LET IT GROW, LET US PLAN, LET IT GROW
Nature-based Solutions for Sustainable Resilient Smart Green and Blue Cities

A constantly growing world (around 8 billion people now, 9.7 billion to be expected by 2050) with constantly expanding cities and urban agglomerations is facing various challenges such as scarcity of resources, infrastructure provision security, risk of disasters, global warming or ageing of the population. These topics have to be seen as global challenges which are unevenly distributed across the world regarding the dynamics of those phenomena and their geogeaphic location.

Are Nature-Based Solutions the key to liveable, sustainable, resilient cities even under the threats of climate change? Is it just about greening the cities and their green and blue infrastructures? What is the context of their technological developments and social innovation?

What are Nature-Based Solutions (NBS)? The International Union for Conservation of Nature (IUCN) defines them as actions to protect, sustainably manage, and restore natural or modified ecosystems. These actions address societal challenges effectively and adaptively, and simultaneously provide human well-being and biodiversity benefits with common societal challenges. Another perspective of NBS is solutions that use ecological and environmental services to address contemporary environmental, social and economic challenges.

NBS are definitely being understood well beyond greenery or only biotic nature. There are strong relations with topics such as liveability, social cohesion and human activities, and urban planning, architecture and design as key disciplines. Thus, beside green and blue (water) infrastructure as currently the most often addressed manifestation of NBS in cities, REAL CORP 2023 suggests to reflect also on the physical processes and materials (abiotic nature) as inevitable parts of nature. These can bes seen in connection with parameters of urban planning, such as morphology, land use, availability of space for (land) use occupancy etc. These physical world processes are also part of nature, especially as the properties of locations and sites that may well dictate their further development as well as the selection of suitable NBS for implementation at these specific locations.

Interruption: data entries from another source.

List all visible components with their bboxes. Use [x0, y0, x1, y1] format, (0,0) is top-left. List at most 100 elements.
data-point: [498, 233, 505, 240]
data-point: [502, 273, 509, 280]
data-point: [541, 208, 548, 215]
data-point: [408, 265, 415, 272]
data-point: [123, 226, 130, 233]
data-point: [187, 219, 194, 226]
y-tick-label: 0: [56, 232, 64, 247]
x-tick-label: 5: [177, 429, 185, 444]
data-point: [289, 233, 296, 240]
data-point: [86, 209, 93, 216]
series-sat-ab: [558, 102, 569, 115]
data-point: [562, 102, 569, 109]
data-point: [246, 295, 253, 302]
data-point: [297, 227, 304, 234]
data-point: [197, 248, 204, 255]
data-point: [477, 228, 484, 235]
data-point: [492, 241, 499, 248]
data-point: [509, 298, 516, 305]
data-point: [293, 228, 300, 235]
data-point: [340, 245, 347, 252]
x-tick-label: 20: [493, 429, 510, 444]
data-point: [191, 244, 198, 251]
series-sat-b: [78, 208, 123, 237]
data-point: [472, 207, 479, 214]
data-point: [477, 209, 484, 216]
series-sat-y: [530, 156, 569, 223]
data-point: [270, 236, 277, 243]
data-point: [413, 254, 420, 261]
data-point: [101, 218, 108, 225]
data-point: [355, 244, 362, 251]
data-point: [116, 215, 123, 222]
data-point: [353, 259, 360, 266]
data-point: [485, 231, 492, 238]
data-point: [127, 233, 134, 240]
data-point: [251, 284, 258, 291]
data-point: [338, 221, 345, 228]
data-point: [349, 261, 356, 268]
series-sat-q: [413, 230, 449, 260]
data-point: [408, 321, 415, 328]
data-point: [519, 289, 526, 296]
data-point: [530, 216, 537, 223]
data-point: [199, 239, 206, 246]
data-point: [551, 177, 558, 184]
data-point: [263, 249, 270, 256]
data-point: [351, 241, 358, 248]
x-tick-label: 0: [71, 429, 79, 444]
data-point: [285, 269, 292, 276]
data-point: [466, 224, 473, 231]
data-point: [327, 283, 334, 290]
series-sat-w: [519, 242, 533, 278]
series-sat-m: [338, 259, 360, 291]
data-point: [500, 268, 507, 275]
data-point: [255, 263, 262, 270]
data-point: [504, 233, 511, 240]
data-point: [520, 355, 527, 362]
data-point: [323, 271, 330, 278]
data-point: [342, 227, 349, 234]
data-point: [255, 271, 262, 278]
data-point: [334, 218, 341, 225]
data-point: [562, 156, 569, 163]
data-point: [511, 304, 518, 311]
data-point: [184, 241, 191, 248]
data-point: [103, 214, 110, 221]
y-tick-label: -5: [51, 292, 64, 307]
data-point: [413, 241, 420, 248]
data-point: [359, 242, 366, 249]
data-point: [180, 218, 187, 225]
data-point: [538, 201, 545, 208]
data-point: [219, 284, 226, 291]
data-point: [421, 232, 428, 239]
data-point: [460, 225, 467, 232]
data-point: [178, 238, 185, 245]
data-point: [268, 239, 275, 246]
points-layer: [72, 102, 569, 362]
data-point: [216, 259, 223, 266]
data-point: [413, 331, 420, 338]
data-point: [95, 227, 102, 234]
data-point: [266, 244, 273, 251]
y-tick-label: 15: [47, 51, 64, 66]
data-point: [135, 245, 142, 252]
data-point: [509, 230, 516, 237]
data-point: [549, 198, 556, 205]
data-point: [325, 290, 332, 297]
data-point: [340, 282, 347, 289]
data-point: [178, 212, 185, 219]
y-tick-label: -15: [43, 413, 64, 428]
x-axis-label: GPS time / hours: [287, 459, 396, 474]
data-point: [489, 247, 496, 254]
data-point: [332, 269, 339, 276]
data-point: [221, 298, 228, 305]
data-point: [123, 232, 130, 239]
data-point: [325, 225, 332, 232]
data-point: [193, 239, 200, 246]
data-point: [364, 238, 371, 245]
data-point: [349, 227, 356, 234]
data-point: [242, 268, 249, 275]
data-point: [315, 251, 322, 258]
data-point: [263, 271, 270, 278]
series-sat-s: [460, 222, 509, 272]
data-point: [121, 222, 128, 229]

NBS that directly use natural processes (e. g. natural terrain with high vegetation, which in urban areas is most often associated with a park), especially in dense urban patterns, are generally more difficult to implement due to spatial as well as economic constraints. NBS that may be more appropriate in such situations may come from a set of ideas and proposals that “mimic” nature. Here, it is important to note that nature is made up of both biotic and abiotic components. For example, in terms of reducing the occurrence of heat islands in cities, solutions can be found in the selection of suitable building materials and their appropriate treatment, appropriate physical characteristics of the components of abiotic nature, optimum orientation of buildings and their compositions on the sites, as this can influence the natural ventilation of the rooms (micro scale) or area (macro scale).

Other open questions include ways in which NBS can be addressed in various spatial planning documents and processes and how can the capabilities of NBS be used in effective policy making and implementation.